Do lado dos estreantes, há quem também prometa captar a atenção, nomeadamente no mundo das artes e do entretenimento, desde o cantor norte-americano, Pharrel Williams, na sessão de abertura até ao criador da série “Peaky Blinders”, Steven Knight, e aos atores portugueses, Sofia Ribeiro e Ângelo Rodrigues. Já no desporto, destaque para o CEO do Manchester United, Omar Berrada (responsável pela transferência de Ruben Amorim), para o antigo futebolista Patrick Kluivert e para o ex-jogador de NBA, Carmelo Anthony.
Ao todo, a organização prevê bater um novo recorde no número de startups – devem agora chegar às três mil, vindas de mais de 160 países – e mantém as estimativas de 70 mil pessoas (das quais, mil serão investidores) a visitar a Feira Internacional de Lisboa (FIL) e o MEO Arena no Parque das Nações, em Lisboa, entre esta segunda e quinta-feira.
São números ainda abaixo do objetivo de 100 mil visitantes definido por Marcelo Rebelo de Sousa em 2022. Este ano, a organização ainda não esclareceu se esta meta pode entrar num futuro caderno de encargos e, em termos de mudanças no modelo da cimeir, Paddy Cosgrave disse apenas (em abril, quando regressou ao cargo de CEO) querer tornar a Web Summit “mais intimista”.

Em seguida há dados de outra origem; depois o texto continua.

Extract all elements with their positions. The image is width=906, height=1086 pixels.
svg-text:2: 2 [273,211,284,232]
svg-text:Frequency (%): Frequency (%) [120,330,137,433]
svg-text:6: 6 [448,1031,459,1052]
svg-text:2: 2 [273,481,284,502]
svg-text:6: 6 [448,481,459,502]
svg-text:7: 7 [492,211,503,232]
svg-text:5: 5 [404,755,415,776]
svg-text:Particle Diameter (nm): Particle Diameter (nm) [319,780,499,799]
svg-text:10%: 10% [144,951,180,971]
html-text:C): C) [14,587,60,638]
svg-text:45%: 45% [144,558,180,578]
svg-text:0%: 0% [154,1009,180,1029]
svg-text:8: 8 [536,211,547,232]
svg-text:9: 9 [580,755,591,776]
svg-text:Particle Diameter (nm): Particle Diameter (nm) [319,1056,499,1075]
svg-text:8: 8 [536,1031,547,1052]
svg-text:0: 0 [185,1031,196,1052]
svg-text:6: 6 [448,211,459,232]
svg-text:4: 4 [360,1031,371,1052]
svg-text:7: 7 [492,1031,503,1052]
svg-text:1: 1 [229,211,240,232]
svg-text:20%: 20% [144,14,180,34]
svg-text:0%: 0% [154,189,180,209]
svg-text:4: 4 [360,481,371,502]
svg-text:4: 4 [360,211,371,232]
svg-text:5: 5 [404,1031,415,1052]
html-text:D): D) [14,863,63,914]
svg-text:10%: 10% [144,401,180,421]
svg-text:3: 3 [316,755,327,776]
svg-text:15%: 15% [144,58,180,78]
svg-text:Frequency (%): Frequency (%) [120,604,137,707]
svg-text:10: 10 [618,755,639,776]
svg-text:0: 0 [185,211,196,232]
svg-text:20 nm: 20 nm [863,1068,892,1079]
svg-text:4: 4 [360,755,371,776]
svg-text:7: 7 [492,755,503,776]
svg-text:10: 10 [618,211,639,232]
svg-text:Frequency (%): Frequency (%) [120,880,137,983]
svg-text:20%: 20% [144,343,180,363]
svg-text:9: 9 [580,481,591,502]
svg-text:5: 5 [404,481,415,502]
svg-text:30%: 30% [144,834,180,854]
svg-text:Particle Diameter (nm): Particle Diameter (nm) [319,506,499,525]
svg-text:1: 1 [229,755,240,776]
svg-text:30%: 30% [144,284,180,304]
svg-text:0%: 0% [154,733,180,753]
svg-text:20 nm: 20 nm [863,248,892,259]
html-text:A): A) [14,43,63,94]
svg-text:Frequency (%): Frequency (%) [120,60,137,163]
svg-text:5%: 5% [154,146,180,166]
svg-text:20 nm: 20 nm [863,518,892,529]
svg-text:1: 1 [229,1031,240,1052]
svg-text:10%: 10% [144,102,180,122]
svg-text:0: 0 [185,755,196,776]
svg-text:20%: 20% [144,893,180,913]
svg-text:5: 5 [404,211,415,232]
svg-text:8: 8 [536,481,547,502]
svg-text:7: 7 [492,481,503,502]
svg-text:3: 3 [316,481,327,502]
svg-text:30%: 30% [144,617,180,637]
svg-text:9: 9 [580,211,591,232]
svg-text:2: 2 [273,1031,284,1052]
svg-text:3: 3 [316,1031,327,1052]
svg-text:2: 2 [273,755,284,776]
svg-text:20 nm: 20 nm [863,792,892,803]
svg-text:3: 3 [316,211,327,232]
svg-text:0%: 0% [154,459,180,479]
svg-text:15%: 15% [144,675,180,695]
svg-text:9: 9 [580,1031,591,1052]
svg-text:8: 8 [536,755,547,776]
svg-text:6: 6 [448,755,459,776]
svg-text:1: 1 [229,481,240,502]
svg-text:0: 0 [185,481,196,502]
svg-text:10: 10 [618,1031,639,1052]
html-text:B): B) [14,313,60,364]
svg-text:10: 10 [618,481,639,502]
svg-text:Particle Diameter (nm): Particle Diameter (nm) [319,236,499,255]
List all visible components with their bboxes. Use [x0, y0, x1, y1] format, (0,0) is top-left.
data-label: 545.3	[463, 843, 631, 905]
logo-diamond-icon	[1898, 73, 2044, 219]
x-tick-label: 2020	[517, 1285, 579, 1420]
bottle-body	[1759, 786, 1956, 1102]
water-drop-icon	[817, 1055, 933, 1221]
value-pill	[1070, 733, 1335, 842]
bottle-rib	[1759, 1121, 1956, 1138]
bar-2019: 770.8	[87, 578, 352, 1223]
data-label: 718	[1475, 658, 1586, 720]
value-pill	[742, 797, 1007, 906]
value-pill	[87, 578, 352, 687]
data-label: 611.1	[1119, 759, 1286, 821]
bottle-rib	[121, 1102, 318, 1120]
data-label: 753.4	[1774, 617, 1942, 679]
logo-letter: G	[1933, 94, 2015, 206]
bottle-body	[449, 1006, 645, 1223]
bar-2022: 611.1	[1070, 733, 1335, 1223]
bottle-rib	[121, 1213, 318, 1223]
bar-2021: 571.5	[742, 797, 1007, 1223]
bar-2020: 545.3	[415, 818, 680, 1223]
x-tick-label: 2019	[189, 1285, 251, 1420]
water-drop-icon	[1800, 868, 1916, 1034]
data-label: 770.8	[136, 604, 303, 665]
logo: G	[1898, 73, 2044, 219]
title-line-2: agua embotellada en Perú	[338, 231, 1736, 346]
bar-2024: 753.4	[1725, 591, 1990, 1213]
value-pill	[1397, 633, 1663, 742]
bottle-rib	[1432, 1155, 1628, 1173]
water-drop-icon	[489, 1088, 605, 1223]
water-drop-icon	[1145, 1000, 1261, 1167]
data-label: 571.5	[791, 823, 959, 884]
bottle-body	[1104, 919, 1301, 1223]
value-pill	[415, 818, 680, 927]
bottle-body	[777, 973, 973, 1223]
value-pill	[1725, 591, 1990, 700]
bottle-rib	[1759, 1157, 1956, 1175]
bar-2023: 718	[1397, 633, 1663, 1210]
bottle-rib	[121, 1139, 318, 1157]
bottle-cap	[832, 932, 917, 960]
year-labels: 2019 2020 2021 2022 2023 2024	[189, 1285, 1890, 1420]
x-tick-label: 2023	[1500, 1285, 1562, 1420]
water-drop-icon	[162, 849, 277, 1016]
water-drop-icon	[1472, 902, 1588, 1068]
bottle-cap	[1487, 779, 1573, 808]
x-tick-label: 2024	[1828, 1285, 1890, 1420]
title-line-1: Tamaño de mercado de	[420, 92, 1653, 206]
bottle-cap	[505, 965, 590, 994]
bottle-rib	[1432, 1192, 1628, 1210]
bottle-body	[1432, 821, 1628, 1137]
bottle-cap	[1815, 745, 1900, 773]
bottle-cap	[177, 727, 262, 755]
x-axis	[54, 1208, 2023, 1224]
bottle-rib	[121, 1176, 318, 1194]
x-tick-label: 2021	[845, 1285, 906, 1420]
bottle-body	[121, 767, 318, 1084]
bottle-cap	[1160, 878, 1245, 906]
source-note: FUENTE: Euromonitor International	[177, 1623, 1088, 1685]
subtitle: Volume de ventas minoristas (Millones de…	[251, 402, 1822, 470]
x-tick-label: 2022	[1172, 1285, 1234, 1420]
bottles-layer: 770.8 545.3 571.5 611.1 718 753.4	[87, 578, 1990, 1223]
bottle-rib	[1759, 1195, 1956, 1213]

Com 70 ou 100 mil visitantes, o certo é que os constrangimentos de trânsito marcam presença uma vez mais e as autoridades aconselham fortemente o uso de transportes públicos naquela zona da cidade.
A PSP avisa para o encerramento da circulação na Alameda dos Oceanos, na Avenida do Índico (entre a Alameda dos Oceanos e a Avenida Dom João I), na Rua do Bojador (entre a Rotunda do Bojador e a Alameda dos Oceanos) e a Avenida da Boa Esperança (entre a rotunda dos Vice-Reis e Hotel Myriad). Na maior parte dos casos, os condicionamentos duram apenas até ao sábado, mas algumas vias podem continuar com problemas até ao próximo dia 20.